I don't know how this would be configured in OPNsense, however, this site has a configuration for a wired device - https://skybert.net/linux/wired-network-with-8021x-authentication/

[Greg_E]

It will be on a switch port that requires certificate based authentication to allow traffic and assign the port to the correct "lan". Correct "lan" is in theory a logical path back to the ISP, but again, the switches require the certificate in order to pass traffic. Right now they are bypassing this on a port by port basis. I'm waiting for some new and wonderful automation to come through and wipe out my connection. If I have the correct cert, then the automation will at least get my on a network to grab internet while I sort out the rest.

And no, I don't know why they didn't use a Radius server, we have one for other things, and the open version seems to work just fine. But they didn't and I have a feeling it was based on what Extreme Networks suggested (we are an Extreme campus) because it worked better with their fabric system.

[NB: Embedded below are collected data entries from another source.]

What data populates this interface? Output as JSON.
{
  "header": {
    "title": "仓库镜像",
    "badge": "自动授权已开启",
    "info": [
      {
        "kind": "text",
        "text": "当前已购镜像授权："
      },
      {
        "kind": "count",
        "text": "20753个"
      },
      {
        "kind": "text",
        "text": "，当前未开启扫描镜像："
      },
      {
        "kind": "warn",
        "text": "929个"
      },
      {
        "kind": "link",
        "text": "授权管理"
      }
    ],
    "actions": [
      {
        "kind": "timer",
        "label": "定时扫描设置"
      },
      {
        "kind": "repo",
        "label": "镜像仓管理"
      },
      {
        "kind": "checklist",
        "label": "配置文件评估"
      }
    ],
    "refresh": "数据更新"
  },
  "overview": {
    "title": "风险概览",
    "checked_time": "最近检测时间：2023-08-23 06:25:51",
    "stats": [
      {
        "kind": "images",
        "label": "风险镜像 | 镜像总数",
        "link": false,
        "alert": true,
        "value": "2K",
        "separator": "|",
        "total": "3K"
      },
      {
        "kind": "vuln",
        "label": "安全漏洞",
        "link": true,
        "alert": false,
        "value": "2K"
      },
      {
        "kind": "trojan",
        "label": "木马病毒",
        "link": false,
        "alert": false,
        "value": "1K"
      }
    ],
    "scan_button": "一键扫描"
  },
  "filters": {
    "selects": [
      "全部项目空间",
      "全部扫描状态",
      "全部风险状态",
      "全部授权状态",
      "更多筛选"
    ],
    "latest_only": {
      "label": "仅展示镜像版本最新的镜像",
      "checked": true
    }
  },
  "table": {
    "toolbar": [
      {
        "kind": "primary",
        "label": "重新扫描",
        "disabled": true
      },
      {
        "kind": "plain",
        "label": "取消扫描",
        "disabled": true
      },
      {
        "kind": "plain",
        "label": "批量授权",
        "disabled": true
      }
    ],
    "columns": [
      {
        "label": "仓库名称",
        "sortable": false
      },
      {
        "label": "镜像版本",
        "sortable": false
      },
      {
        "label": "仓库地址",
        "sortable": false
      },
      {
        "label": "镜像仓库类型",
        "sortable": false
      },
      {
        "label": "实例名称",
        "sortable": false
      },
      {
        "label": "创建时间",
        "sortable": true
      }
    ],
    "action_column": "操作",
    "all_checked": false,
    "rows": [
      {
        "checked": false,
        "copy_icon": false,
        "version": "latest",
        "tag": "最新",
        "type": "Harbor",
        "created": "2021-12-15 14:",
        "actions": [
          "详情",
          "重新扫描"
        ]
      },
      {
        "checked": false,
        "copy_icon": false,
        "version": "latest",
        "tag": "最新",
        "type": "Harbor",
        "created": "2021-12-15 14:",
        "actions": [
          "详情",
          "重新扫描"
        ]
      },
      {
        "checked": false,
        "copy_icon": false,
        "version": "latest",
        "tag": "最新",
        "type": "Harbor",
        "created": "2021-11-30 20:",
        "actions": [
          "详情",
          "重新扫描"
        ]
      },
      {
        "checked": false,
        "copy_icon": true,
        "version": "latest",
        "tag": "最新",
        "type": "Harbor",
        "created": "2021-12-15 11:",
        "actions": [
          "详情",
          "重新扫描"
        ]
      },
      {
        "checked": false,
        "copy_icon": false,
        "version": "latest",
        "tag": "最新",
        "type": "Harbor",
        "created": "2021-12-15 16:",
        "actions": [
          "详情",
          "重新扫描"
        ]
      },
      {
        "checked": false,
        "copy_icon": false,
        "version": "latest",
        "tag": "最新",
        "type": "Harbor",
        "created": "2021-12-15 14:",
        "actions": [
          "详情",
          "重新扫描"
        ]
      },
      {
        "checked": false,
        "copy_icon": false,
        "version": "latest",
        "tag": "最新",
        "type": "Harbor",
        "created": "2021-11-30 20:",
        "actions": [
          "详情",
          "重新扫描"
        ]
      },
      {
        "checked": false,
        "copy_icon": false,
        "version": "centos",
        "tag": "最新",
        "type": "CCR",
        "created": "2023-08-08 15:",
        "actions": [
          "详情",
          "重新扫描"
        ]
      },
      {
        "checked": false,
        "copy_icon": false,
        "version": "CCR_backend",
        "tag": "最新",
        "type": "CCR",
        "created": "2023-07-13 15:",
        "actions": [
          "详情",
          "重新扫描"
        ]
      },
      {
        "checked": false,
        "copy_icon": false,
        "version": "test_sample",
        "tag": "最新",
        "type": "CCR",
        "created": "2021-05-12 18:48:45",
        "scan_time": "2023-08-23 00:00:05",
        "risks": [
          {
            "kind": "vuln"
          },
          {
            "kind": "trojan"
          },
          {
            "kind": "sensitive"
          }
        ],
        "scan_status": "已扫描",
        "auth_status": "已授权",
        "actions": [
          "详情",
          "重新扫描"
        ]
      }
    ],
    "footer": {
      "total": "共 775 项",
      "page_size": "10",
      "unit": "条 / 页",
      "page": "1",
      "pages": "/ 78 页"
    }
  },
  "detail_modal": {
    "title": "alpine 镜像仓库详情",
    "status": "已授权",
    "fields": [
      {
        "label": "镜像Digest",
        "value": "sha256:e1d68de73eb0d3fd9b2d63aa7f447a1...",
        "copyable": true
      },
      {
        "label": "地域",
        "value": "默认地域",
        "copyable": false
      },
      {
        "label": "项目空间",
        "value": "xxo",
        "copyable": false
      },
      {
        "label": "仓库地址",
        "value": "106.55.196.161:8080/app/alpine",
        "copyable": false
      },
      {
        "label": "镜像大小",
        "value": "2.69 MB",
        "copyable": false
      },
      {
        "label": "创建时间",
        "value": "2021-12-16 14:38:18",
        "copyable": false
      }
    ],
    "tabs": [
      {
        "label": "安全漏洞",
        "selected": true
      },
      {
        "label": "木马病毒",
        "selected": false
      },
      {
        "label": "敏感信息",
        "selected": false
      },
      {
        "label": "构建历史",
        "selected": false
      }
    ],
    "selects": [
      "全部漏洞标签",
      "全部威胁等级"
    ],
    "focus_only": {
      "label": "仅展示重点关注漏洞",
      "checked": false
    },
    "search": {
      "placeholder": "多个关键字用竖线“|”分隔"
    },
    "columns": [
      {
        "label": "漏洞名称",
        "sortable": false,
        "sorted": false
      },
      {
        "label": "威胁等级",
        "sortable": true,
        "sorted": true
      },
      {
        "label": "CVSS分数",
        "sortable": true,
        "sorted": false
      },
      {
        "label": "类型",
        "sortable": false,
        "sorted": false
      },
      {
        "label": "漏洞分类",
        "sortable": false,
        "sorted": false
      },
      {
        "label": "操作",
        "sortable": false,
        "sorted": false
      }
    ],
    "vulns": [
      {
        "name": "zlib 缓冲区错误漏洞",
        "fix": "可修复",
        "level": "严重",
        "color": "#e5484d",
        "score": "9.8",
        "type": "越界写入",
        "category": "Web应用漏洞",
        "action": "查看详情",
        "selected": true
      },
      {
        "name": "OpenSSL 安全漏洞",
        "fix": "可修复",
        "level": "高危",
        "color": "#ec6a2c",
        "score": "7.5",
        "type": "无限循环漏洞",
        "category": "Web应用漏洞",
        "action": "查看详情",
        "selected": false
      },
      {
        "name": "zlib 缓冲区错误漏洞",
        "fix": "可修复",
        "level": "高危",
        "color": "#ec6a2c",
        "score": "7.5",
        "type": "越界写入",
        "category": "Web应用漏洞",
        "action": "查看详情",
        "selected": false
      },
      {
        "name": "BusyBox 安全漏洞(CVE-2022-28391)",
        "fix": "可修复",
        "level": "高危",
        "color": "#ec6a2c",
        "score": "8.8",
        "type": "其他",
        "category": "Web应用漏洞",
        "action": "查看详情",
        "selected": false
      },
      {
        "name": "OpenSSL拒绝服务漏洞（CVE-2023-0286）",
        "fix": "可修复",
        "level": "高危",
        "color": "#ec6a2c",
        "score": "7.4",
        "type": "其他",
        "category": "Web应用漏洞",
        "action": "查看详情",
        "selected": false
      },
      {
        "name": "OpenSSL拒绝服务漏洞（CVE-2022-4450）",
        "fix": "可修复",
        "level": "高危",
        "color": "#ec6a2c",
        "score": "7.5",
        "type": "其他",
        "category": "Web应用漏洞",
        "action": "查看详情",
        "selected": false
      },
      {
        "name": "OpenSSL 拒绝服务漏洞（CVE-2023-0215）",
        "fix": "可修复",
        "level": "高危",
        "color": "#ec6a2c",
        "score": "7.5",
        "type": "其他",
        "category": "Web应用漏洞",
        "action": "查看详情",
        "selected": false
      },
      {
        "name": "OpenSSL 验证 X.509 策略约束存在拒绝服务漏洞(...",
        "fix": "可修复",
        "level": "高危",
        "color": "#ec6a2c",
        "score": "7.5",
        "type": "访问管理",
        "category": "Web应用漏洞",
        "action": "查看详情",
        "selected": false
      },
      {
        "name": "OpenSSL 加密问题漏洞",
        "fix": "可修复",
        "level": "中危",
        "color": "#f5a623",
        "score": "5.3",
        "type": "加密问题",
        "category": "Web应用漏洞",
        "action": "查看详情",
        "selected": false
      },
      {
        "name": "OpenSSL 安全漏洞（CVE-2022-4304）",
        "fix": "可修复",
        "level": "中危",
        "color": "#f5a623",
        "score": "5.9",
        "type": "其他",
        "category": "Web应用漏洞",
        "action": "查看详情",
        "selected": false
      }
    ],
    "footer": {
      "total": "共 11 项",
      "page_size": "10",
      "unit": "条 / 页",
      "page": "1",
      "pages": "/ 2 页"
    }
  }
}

And thanks for mentioning the wpa_supplicant. I saw that in documents and was getting confused because I was thinking only wifi. At least I have a path to look into to see if I can get to the end and test.

It also helps because I have an openWRT router that I'm going to need to do the same with. Need wired to get to internet, then internal wireless to connect 3 cameras, a control surface, and an iPad for video production (NDI | HX3) called the Birddog Maki Live. I'm going to assume that the same wpa_supplicant path will allow me to get this openWRT router on the network, don't care how many levels of NAT it uses as it only needs to get out to the web to stream.